Westover shook his head ruefully. "It's good of them, and I want you to
thank them for me. But I don't know when I'm going to get out again."

"Oh, you'll soon get out," said Jeff. "I'm going to look after you a
little," and this time Westover was too weak to protest. He did not
forbid Jeff's taking off his overcoat; he suffered him to light his
spirit-lamp and make a punch of the whiskey which he owned the doctor was
giving him; and when Jeff handed him the steaming glass, and asked him,
"How's that?" he answered, with a pleasure in it which he knew to be
deplorable, "It's fine."

Jeff stayed the whole evening with him, and made him more comfortable
than he had been since his cold began.
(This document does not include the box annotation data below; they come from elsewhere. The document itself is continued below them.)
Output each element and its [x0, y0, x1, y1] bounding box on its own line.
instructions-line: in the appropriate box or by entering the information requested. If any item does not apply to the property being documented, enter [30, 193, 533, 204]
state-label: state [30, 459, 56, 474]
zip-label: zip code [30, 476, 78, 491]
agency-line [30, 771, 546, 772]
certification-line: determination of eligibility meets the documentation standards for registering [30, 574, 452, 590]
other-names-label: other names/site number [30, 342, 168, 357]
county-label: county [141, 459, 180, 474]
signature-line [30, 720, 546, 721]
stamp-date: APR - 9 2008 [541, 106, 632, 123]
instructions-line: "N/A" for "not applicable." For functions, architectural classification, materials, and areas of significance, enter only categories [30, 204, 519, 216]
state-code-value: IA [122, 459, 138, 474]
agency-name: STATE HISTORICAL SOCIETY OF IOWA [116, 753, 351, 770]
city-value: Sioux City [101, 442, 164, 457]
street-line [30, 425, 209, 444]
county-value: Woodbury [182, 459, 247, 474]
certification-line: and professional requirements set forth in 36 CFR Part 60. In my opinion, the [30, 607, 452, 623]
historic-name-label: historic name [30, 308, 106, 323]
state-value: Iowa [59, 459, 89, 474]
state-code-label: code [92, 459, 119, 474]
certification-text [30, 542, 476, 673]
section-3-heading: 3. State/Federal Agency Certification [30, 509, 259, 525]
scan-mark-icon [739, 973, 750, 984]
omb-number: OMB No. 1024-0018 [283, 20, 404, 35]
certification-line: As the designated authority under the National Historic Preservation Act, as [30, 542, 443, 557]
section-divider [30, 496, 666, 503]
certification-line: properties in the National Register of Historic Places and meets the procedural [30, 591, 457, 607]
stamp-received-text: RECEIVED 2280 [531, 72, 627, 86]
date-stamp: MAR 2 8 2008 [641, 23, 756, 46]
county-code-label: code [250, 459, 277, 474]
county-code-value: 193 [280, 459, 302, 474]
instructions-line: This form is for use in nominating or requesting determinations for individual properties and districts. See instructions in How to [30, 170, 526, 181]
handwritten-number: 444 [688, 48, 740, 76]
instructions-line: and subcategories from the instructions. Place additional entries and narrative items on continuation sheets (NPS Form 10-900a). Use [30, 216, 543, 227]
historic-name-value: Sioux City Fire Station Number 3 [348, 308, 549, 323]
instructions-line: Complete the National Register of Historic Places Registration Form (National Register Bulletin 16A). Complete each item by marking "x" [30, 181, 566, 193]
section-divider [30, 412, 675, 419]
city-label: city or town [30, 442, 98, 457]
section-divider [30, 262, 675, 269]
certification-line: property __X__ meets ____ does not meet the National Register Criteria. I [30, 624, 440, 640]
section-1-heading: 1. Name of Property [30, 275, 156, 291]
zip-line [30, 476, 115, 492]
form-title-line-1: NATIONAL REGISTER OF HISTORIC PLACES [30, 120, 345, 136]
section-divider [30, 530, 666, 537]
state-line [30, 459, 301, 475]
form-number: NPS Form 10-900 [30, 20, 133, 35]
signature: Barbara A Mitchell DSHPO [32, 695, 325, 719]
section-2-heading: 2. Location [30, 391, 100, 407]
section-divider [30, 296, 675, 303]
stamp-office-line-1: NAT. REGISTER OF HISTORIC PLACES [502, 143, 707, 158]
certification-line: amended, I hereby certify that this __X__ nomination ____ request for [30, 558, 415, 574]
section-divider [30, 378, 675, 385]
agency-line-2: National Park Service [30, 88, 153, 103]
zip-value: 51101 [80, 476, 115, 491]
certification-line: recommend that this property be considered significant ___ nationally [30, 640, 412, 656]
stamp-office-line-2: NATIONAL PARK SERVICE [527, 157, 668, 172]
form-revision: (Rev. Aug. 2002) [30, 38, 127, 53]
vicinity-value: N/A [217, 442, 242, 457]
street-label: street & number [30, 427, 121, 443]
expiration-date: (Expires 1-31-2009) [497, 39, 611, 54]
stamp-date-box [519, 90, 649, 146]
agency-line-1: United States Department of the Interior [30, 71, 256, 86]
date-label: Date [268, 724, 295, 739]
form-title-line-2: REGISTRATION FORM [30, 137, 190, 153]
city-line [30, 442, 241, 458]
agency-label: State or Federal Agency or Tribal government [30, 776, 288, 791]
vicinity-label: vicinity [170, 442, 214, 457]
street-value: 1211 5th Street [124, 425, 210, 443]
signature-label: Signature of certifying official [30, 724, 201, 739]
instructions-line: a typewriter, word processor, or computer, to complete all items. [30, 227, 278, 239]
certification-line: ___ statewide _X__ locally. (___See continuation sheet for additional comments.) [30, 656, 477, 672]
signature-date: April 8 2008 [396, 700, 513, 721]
Westover now talked seriously and
frankly with him, but no longer so harshly, and in his relenting he felt
a return of his old illogical liking for him. He fancied in Durgin's
kindness to himself an indirect regret, and a desire to atone for what he
had done, and he said: "The effect is in you--the worst effect. I don't
think either of the young Lyndes very exemplary people. But you'd be
doing yourself a greater wrong than you've done then if you didn't
recognize that you had been guilty toward them."